Saturday, November 27

Sugar recall leaves cookie business in crumbs


A major sugar recall is hitting companies in a big way, and those who trade sugar have to ditch it in large quantities.

The first Mustache Milk & Cookie Bar store opened in 2012.

The first Mustache Milk & Cookie Bar store opened in 2012.
Photo: Luke McPake / The Wireless

The recall was issued after routine tests found a low level of lead contamination and affects unprocessed and brown sugar products from Chelsea, Pams and Woolworths brands sold since October.

The Ministry of Primary Industries said the risk was low.

However, Deanna Yang expected to lose more than $ 50,000 on her cookie business, Mustache, as she had to cancel orders and stockpile, which equates to thousands of cookies.

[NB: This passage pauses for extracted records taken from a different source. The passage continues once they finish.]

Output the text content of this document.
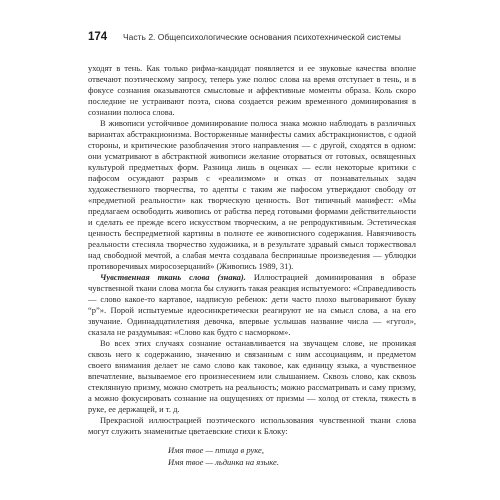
174 Часть 2. Общепсихологические основания психотехнической системы

уходят в тень. Как только рифма-кандидат появляется и ее звуковые качества вполне отвечают поэтическому запросу, теперь уже полюс слова на время отступает в тень, и в фокусе сознания оказываются смысловые и аффективные моменты образа. Коль скоро последние не устраивают поэта, снова создается режим временного доминирования в сознании полюса слова.

В живописи устойчивое доминирование полюса знака можно наблюдать в различных вариантах абстракционизма. Восторженные манифесты самих абстракционистов, с одной стороны, и критические разоблачения этого направления — с другой, сходятся в одном: они усматривают в абстрактной живописи желание оторваться от готовых, освященных культурой предметных форм. Разница лишь в оценках — если некоторые критики с пафосом осуждают разрыв с «реализмом» и отказ от познавательных задач художественного творчества, то адепты с таким же пафосом утверждают свободу от «предметной реальности» как творческую ценность. Вот типичный манифест: «Мы предлагаем освободить живопись от рабства перед готовыми формами действительности и сделать ее прежде всего искусством творческим, а не репродуктивным. Эстетическая ценность беспредметной картины в полноте ее живописного содержания. Навязчивость реальности стесняла творчество художника, и в результате здравый смысл торжествовал над свободной мечтой, а слабая мечта создавала бесприншые произведения — ублюдки противоречивых миросозерцаний» (Живопись 1989, 31).

Чувственная ткань слова (знака). Иллюстрацией доминирования в образе чувственной ткани слова могла бы служить такая реакция испытуемого: «Справедливость — слово какое-то картавое, надписую ребенок: дети часто плохо выговаривают букву “р”». Порой испытуемые идеосинкретически реагируют не на смысл слова, а на его звучание. Одиннадцатилетняя девочка, впервые услышав название числа — «гугол», сказала не раздумывая: «Слово как будто с насморком».

Во всех этих случаях сознание останавливается на звучащем слове, не проникая сквозь него к содержанию, значению и связанным с ним ассоциациям, и предметом своего внимания делает не само слово как таковое, как единицу языка, а чувственное впечатление, вызываемое его произнесением или слышанием. Сквозь слово, как сквозь стеклянную призму, можно смотреть на реальность; можно рассматривать и саму призму, а можно фокусировать сознание на ощущениях от призмы — холод от стекла, тяжесть в руке, ее держащей, и т. д.

Прекрасной иллюстрацией поэтического использования чувственной ткани слова могут служить знаменитые цветаевские стихи к Блоку:

Имя твое — птица в руке,
Имя твое — льдинка на языке.
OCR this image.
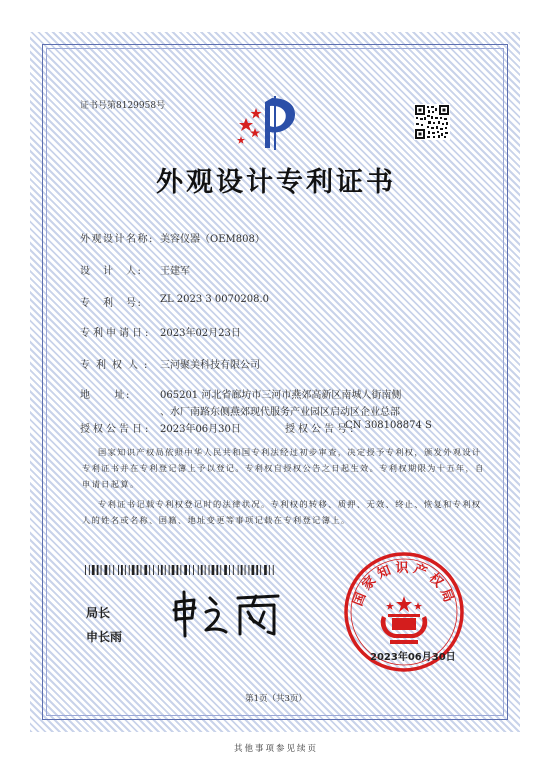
证书号第8129958号
外观设计专利证书
外观设计名称: 美容仪器（OEM808）
设　计　人: 王建军
专　利　号: ZL 2023 3 0070208.0
专利申请日: 2023年02月23日
专利权人: 三河聚美科技有限公司
地　　址:	065201 河北省廊坊市三河市燕郊高新区南城人街南侧
、水厂南路东侧燕郊现代服务产业园区启动区企业总部
授权公告日: 2023年06月30日	授权公告号:
CN 308108874 S
国家知识产权局依照中华人民共和国专利法经过初步审查，决定授予专利权，颁发外观设计
专利证书并在专利登记簿上予以登记。专利权自授权公告之日起生效。专利权期限为十五年，自
申请日起算。
专利证书记载专利权登记时的法律状况。专利权的转移、质押、无效、终止、恢复和专利权
人的姓名或名称、国籍、地址变更等事项记载在专利登记簿上。
局长
申长雨
国家知识产权局
2023年06月30日
第1页（共3页）
其他事项参见续页
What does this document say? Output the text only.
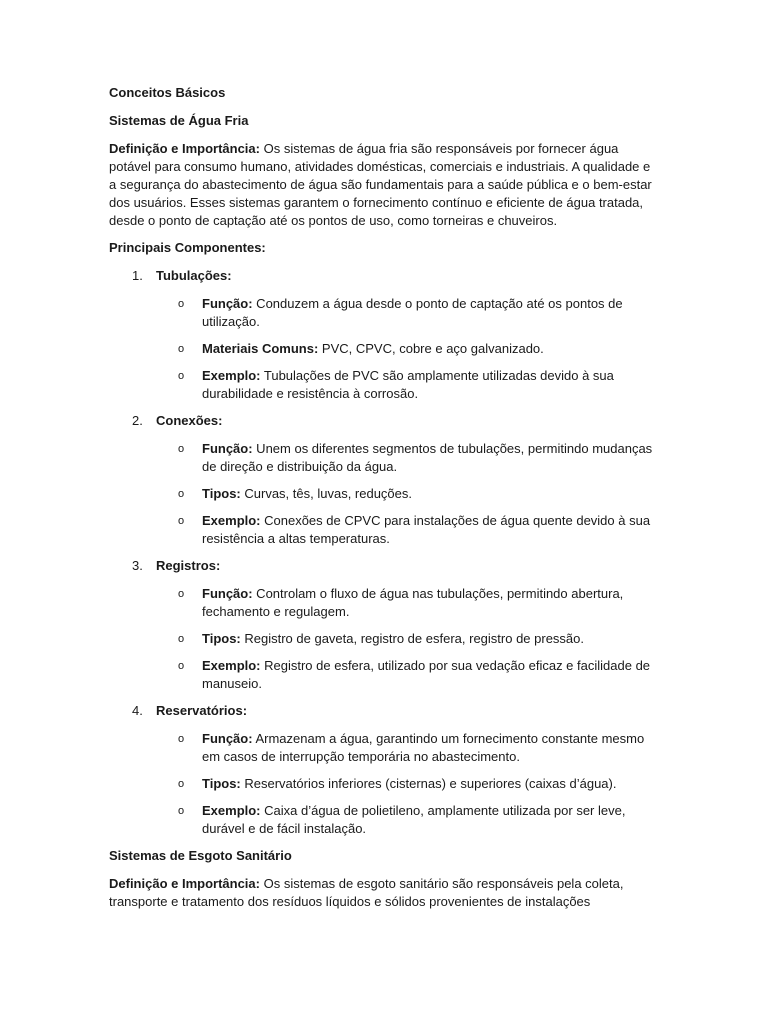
Conceitos Básicos

Sistemas de Água Fria

Definição e Importância: Os sistemas de água fria são responsáveis por fornecer água potável para consumo humano, atividades domésticas, comerciais e industriais. A qualidade e a segurança do abastecimento de água são fundamentais para a saúde pública e o bem-estar dos usuários. Esses sistemas garantem o fornecimento contínuo e eficiente de água tratada, desde o ponto de captação até os pontos de uso, como torneiras e chuveiros.

Principais Componentes:

1. Tubulações:

o Função: Conduzem a água desde o ponto de captação até os pontos de utilização.

o Materiais Comuns: PVC, CPVC, cobre e aço galvanizado.

o Exemplo: Tubulações de PVC são amplamente utilizadas devido à sua durabilidade e resistência à corrosão.

2. Conexões:

o Função: Unem os diferentes segmentos de tubulações, permitindo mudanças de direção e distribuição da água.

o Tipos: Curvas, tês, luvas, reduções.

o Exemplo: Conexões de CPVC para instalações de água quente devido à sua resistência a altas temperaturas.

3. Registros:

o Função: Controlam o fluxo de água nas tubulações, permitindo abertura, fechamento e regulagem.

o Tipos: Registro de gaveta, registro de esfera, registro de pressão.

o Exemplo: Registro de esfera, utilizado por sua vedação eficaz e facilidade de manuseio.

4. Reservatórios:

o Função: Armazenam a água, garantindo um fornecimento constante mesmo em casos de interrupção temporária no abastecimento.

o Tipos: Reservatórios inferiores (cisternas) e superiores (caixas d’água).

o Exemplo: Caixa d’água de polietileno, amplamente utilizada por ser leve, durável e de fácil instalação.

Sistemas de Esgoto Sanitário

Definição e Importância: Os sistemas de esgoto sanitário são responsáveis pela coleta, transporte e tratamento dos resíduos líquidos e sólidos provenientes de instalações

He said it was “really devastating” and his “heart skipped a beat” when he learned of the recall.

That prompted her to abruptly close her stores in Auckland and online on Friday morning and they would likely stay that way until next week.

“I’m a bit worried. Obviously, it has been difficult for hospitality during Covid, this loss of sales is really going to affect us.”

Most of the sugary products affected were of a general consumption size, between 500 g and 4 kg.

But it also included Chelsea’s 25kg bag of soft brown sugar, something her business chewed on and currently had around 30 bags.

It would take Mustache “a long time to recover from this,” Yang said.

Deanna Yang, Director of Cookies, Cookie Bar and Mustache Milk.

Mustache, Deanna Yang’s cookie business, abruptly closed Friday morning after a major sugar recall.
Photo: Luke McPake / The Wireless

They had to start from scratch and she was shocked to learn of the recall only through a media report around 11 a.m., despite the advice being released last night, she said.

“In the past, we have had a recall for some chocolate, but MPI called us right away and other suppliers called us.”

But she “wasn’t sure” why no one contacted them about this recall “with Chelsea being such a big brand.”

New Zealand Sugar, which is Chelsea Sugar, was not available for an interview, but said in a statement that it contacted New Zealand Food Safety as soon as a potential problem was identified.

You still don’t know how much sugar will have to be thrown away, how much it will cost, or if there will be a shortage of raw and brown sugar.

The contamination appears to have occurred along the supply chain on a bulk ship delivery to New Zealand, the ship was previously used to transport other materials.

Chelsea Sugar New Zealand is recalling raw sugar due to low lead contamination.

Products affected by the sugar recall include three brands.
Photo: Supplied / MPI

Vincent Arbuckle, deputy director general of the Ministry of Primary Industries, said that was not good enough.

“[New Zealand Sugar’s] I’m not happy with that either, so they’ll be doing their research. “

Arbuckle said it at least confirmed it was “an isolated event.”

Lead levels were so low that it would only be a concern if someone consumed “the contaminated product over a long period of time,” he said.

Arbuckle didn’t think that people should worry about lead poisoning symptoms “at all.”

“This is a precautionary measure,” he said.

“All producers monitor for lead and other contaminants on a regular basis. If they identify something, they act quickly.”

There were some environmental occurrences of lead, but it should never be detectable, Arbuckle said.

Consumers are asked to return contaminated products for a refund.

A list of the batch numbers of the affected products is available at the MPI website, with those lot numbers printed on the product packaging.

Refined white sugar was not affected by the recall.